Doña Encarna hace un amago de hablar, pero no lo consigue.
- - La hora de la siesta es sagrada, Doña Felisa, el momento más feliz del día. Cuando los ángeles se repliegan del sol para que este no les estropee las alas, por eso Sevilla entera hierve de calor. Y es cuando me despojo de este pijama blanco y me hago invisible. Paseo por la ciudad sin que nadie me vea. No sabe usted, Doña Eloísa, lo pesado que es tener que ir saludando a todo el mundo. Adiós, Señor Conde; Que guapo esta hoy Señor conde; cuidadito con las mocitas señor conde... y así por toda la ciudad. Ni se imagina usted lo que cambia la ciudad cuando se la ve con otros ojos. A la hora de la siesta está llena únicamente de japoneses con cámaras de fotos. ¡cómo han cambiado los tiempos! Y eso que me lo dijo mi gran amigo el difunto Caudillo, aunque yo en la intimidad le llamaba Franquito, porque ambos fuimos compañeros de literas en el frente. Él me pidió que fuese su mano derecha, que teníamos mucho por hacer y tendríamos un país rendido a nuestros pies, pero yo no pude caminar junto a él, Doña Eugenia. Yo siempre he sido libre, libre. Nunca me he aferrado a nadie ni a nada. Y sí, es cierto las habladurías que corren por toda Sevilla, yo fui el amante preferido de la Duquesa de Alba, pero nunca, nunca hablaré sobre ello ni me haré las pruebas esas de nombre raro para saber si el hijo mayor es mío o no. Yo soy un hombre, señora Marquesa, todo un caballero y valgo más por lo que callo que por lo que cuento.

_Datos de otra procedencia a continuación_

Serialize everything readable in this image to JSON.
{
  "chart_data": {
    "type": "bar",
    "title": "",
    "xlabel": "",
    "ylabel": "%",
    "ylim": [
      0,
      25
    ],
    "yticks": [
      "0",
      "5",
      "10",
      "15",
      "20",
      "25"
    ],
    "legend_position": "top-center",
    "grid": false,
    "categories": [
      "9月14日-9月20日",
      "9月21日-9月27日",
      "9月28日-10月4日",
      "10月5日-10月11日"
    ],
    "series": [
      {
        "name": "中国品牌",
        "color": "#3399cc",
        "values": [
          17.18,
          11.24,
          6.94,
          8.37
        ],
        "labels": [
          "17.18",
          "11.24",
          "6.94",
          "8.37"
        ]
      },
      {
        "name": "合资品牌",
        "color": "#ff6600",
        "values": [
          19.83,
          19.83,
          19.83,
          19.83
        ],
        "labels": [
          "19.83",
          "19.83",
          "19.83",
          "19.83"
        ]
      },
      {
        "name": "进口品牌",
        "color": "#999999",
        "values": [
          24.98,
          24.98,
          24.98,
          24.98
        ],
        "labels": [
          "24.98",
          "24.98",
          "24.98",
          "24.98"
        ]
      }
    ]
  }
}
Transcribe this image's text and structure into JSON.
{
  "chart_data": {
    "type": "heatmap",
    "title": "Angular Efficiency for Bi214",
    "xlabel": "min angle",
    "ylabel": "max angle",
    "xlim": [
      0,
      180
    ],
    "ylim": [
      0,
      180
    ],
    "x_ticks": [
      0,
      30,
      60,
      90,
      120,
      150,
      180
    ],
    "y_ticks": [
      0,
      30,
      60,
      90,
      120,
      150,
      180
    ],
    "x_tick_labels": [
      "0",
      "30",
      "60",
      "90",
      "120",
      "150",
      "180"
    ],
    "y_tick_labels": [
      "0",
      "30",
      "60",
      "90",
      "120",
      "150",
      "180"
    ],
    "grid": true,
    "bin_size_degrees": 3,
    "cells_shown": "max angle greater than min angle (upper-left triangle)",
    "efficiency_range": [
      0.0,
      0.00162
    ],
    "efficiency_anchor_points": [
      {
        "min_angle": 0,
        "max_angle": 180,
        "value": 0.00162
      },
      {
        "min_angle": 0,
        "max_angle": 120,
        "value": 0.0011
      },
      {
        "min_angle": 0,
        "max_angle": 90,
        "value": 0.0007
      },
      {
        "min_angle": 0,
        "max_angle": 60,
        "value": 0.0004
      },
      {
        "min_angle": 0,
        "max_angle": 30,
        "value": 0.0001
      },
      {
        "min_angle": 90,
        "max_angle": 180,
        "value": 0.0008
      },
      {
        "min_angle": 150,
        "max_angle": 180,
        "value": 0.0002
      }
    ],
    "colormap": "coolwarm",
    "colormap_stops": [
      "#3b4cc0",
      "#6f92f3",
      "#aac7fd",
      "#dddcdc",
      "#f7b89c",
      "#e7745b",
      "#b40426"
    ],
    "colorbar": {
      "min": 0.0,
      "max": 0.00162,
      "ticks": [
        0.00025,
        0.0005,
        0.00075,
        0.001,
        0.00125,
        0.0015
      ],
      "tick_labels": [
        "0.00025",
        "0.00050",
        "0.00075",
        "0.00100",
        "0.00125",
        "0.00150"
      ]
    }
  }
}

- Doña Encarna mira fijamente al diminuto hombre con la bata blanca que tiene enfrente. Ya no tiene ganas de decir nada.
- -Pues le voy a comentar una cosa, Doña Engracia, que la peor hora es al anochecer. Cuando el sol decide ocultarse para reponer fuerzas y las damiselas sacan sus mejores galas para pasear por la calle Sierpes, pero a mi me da miedo porque es la hora dónde la muerte decide salir a pasear. ¿Sabe usted que la mayoría de las muertes se producen por la noche? Sí, yo lo sé. No le puedo rebelar el secreto de porqué lo sé, pero créame usted que se muy bien lo que me digo, por eso yo le temo a la noche. En la noche no hay campanas para saber la hora, ni lindas damiselas a quien preguntársela y supongamos, Doña Isabel, que yo me muero de noche, ¿cómo voy a poder cumplir mi horario?